Ces préoccupations qu’aborde Roublond sont d’ordre social, voire politique. La montée de la droite, la perte du sentiment de communauté, le coût environnemental de l’intelligence artificielle sont des questions autant décourageantes qu’engageantes pour Elliot Lavergne.

« J’ai l’impression que notre communauté est en train de s’effriter, parce qu’il y a tellement d’enjeux. Le même virus, mais des symptômes différents. J’aimerais réussir à rallier les gens, recréer un sentiment de communauté qui est plus fort, dans une communauté qui serait la plus inclusive possible », détaille le musicien.

« Je pense que les plus jeunes générations, on a envie que ça change pour de vrai. Puis ça va changer, il faut juste croire en nous. »

Couronné à Granby

Au Festival international de la chanson de Granby (FICG), Elliot Lavergne estime que ce sont son excentricité et l’aspect théâtral de sa performance qui ont charmé l’auditoire.

« J’ai vraiment réussi à amener le public ailleurs et à faire oublier qu’on était dans une compétition. C’était juste un moment à vivre, c’est comme ça que je l’ai vécu. Je ne me rendais pas compte que j’étais en train de jouer pour un prix. J’étais en train de jouer pour un public et je pense que le voyage a eu lieu. »

L’artiste souligne également la « belle capacité à comprendre nos univers musicaux » des organisateurs et de l’orchestre maison, qui faisait « ressortir le meilleur de chacune et chacun de nous. » Au-delà des prix, Roublond se rappellera de rencontres humaines et de collaborations naissantes.

Sa victoire en finale du FICG s’accompagne de plusieurs récompenses, dont une bourse de 25 000 $ qu’il souhaite investir sans trop de délais pour la suite de son parcours musical.

« Le développement de ma carrière, pour l’instant, ça va être de la composition.

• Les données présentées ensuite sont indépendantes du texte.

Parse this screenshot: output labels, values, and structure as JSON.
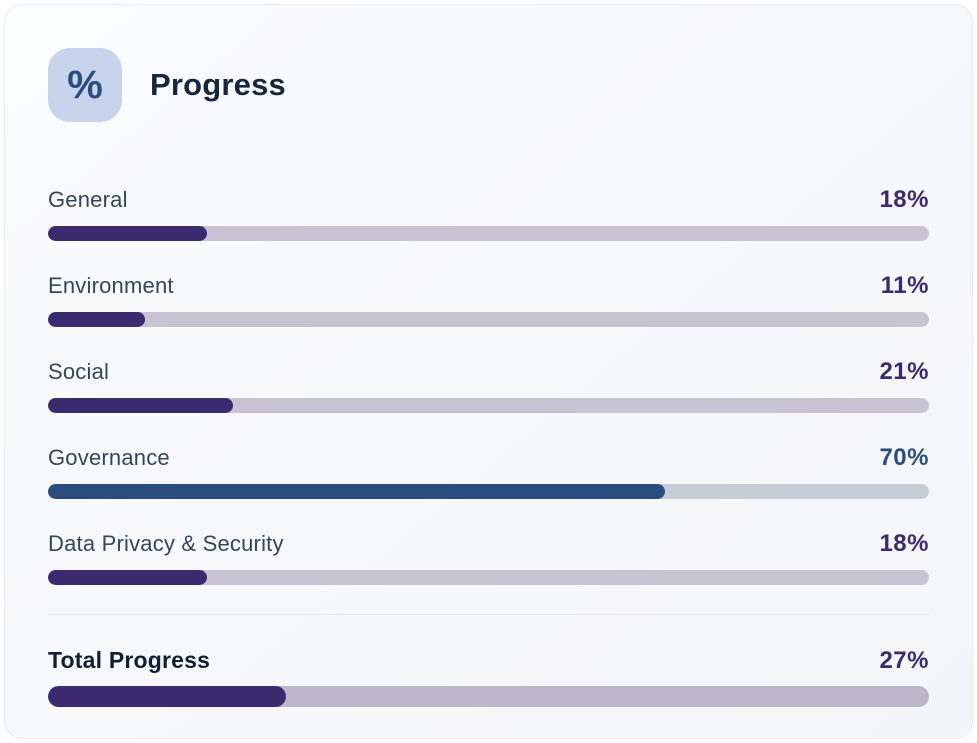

Ça va être aussi de former un band, construire un show qu’on pourrait jouer un peu partout, dans plusieurs vitrines, plusieurs festivals à travers le Québec », explique Elliot Lavergne.

« J’aimerais créer un engouement autour du projet Roublond, avec peut-être un ou deux singles. Mais j’aimerais surtout être une présence scénique et en personne. Avant d’être un artiste que tu écoutes dans une playlist, j’aimerais que les gens comprennent la personne que je suis en venant me voir, en venant me rencontrer. »

Pour le moment, les titres du musicien ne sont disponibles sur aucune plateforme de distribution, une situation appelée à changer puisqu’il a décroché un passage à la radio et que ses chansons doivent être prêtes pour l’antenne. Dans tous les cas, Roublond continuera de faire le pari du son nouveau et de l’avant-garde, quitte à emmener la musique là où elle ne s’est pas encore rendue.